An earlier post touched briefly on the use of nuclear imaging in clinical trials (with a later one zoning in on PET). Here, we focus on why and how imaging is used to select patients for clinical trials.
Why Select Patients?
It is well known that patients respond to therapeutics in diverse ways. Nowadays, drug development is increasingly heading towards the direction of ‘personalized’ or ‘precision’ medicine. According to one report, this means “using molecular profiling technologies for tailoring the right therapeutic strategy for the right person at the right time, and determine the predisposition to disease at the population level and to deliver timely and stratified prevention”.
Oncology has seen the most success regarding this approach, with insights into the molecular and genetic make-up of cancer translating into highly effective therapies. These drugs target specific factors that are linked to the development, progression, and spread of cancer, such as the estrogen receptor (tamoxifen, letrozole), the BCR-ABL fusion protein kinase (imatinib), and vascular epidermal growth factor (bevacizumab).
How to Apply Imaging to Select Patients
For imaging CROs, imaging for patient selection is based on eligibility criteria (see Box 1 for a definition). For cancer, such criteria might include minimum tumor number/size at baseline or the expression of specific molecules on the lesions in case of a targeted therapy. Indeed, with the growth of therapeutics that act on specific biological molecular targets, a parallel increase has occurred regarding the development of imaging biomarkers (see Box 1 for a definition).
If an imaging biomarker is used to select patients, then close collaboration between the radiologists (who identify the tumors) and nuclear physicians (who verify that that tumor indeed expresses the required molecule) is fundamental.
Many other aspects require careful consideration when applying imaging to select patients for trials (see Fig. 1). For example, even before the trial begins, it must be assured that the imaging biomarker is fit for purpose. Once that has been proven, then developing imaging guidelines and applying them consistently is crucial. Getting these steps right will ensure that the right patients are receiving the therapy.

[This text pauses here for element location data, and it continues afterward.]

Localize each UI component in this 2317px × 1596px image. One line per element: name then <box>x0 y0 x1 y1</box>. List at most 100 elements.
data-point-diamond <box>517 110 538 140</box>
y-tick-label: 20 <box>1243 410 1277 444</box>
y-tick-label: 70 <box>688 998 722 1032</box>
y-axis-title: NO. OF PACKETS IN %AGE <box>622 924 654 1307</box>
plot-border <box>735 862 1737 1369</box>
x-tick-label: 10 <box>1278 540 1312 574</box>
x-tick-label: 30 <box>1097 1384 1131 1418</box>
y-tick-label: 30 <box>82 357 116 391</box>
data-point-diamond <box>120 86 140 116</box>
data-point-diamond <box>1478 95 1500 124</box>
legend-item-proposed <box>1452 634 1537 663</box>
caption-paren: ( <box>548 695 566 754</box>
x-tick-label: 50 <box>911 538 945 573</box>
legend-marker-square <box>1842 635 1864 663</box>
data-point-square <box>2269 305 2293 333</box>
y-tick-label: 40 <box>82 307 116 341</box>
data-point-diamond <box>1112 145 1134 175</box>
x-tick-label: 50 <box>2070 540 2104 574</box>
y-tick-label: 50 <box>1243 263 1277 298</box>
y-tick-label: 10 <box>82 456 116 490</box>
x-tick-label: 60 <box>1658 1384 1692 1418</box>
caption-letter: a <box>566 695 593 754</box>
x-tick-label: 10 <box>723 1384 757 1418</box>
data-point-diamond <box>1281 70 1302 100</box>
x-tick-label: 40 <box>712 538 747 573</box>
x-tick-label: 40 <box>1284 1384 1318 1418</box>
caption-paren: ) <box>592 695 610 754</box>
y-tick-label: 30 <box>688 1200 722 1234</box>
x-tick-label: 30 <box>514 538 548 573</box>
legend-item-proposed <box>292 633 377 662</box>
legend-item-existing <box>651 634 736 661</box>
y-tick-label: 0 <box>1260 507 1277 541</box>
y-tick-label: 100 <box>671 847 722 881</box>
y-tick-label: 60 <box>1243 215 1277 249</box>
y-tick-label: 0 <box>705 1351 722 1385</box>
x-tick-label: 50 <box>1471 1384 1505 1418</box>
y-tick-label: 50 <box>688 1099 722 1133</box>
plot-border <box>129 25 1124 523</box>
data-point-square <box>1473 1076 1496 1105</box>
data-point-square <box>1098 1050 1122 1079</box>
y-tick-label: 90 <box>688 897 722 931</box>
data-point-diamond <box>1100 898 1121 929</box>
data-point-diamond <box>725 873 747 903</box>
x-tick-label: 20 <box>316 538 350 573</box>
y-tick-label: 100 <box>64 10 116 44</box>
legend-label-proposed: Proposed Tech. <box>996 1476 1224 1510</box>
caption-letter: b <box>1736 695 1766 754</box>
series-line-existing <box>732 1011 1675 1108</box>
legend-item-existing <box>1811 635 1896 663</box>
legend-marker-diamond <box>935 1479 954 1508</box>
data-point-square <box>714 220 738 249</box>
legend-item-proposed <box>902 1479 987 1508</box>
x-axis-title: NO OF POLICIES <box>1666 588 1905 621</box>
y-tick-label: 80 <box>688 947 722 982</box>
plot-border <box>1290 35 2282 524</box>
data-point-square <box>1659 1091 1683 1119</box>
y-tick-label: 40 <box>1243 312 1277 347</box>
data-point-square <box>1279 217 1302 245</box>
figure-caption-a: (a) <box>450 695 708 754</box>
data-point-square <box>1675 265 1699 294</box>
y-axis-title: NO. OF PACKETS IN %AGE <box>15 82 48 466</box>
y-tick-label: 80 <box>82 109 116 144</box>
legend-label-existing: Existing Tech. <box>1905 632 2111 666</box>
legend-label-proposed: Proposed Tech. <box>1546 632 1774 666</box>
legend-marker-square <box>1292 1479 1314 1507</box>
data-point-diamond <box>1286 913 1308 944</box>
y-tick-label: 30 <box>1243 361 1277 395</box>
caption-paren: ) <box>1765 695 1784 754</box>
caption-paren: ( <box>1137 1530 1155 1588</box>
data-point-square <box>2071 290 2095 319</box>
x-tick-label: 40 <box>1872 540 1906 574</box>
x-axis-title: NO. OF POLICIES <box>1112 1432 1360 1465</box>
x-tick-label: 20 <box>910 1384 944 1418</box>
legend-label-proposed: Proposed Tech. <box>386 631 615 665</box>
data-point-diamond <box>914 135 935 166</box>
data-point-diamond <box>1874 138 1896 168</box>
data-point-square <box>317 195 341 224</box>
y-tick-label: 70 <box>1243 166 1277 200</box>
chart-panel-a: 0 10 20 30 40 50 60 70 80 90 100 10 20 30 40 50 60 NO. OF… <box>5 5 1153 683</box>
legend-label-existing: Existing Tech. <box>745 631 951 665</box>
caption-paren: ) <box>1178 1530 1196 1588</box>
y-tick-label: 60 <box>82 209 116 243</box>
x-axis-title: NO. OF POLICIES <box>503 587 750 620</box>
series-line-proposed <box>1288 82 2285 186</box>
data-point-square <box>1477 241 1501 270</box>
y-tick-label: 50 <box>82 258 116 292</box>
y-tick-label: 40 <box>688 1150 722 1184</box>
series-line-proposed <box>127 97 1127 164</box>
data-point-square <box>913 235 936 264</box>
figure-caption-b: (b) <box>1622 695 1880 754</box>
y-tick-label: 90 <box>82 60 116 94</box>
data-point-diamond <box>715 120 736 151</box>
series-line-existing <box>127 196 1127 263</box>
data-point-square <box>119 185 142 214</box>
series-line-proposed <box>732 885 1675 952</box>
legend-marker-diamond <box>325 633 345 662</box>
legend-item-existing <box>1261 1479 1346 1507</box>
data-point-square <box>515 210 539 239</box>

Imaging for Patient Selection: Beyond Oncology
Advances in imaging capabilities and a growing number of radiotracers are expanding the range of diseases that can benefit from using imaging to select patients for trials. Here, a recent example for a neurological indication, a field that is notoriously difficult to develop disease-modifying drugs for, is discussed.
Last year, the European Medicines Agency (EMA) issued a positive qualification opinion on an imaging biomarker as a tool to enrich Parkinson’s clinical trials. The radiotracer 123I-ioflupane binds specifically to dopamine transporters at sites on the neurons that are lost in Parkinson’s disease and helps in diagnosis. As with many neurodegenerative diseases, giving treatment as early as possible is optimal to slow down or stop pathological changes. However, signs and symptoms of early Parkinson’s are usually mild, making it challenging to identify eligible patients to enrol in trials. This qualified biomarker (detected via SPECT) provides a vital tool in overcoming this barrier.
As stated by the lead scientist driving this project, this tracer is not new but there was a lack of clarity regarding whether it could be used to select patients for clinical trials. Through a global effort to compile a compelling case, “This endorsement from the European Medicines Agency represents many years of hard work and incredible collaboration among companies, universities, and charities facilitated by the Critical Path Institute.”
Very few imaging biomarkers are validated/qualified by regulatory agencies. Indeed, validation/qualification can take years of effort among diverse stakeholders, as exemplified by 123I-ioflupane. Moreover, if an imaging biomarker is essential for selecting patients for a clinical trial, it may then become a regulatory requirement for when the drug is approved. That is, it may become a companion diagnostic. Considerations are therefore needed regarding the type of data required for submission to the regulatory authorities.
There are many challenges to using imaging for patient selection (see Fig. 1 and Table 1); however, this approach is playing an increasingly vital role in helping reduce the time needed for drug approval.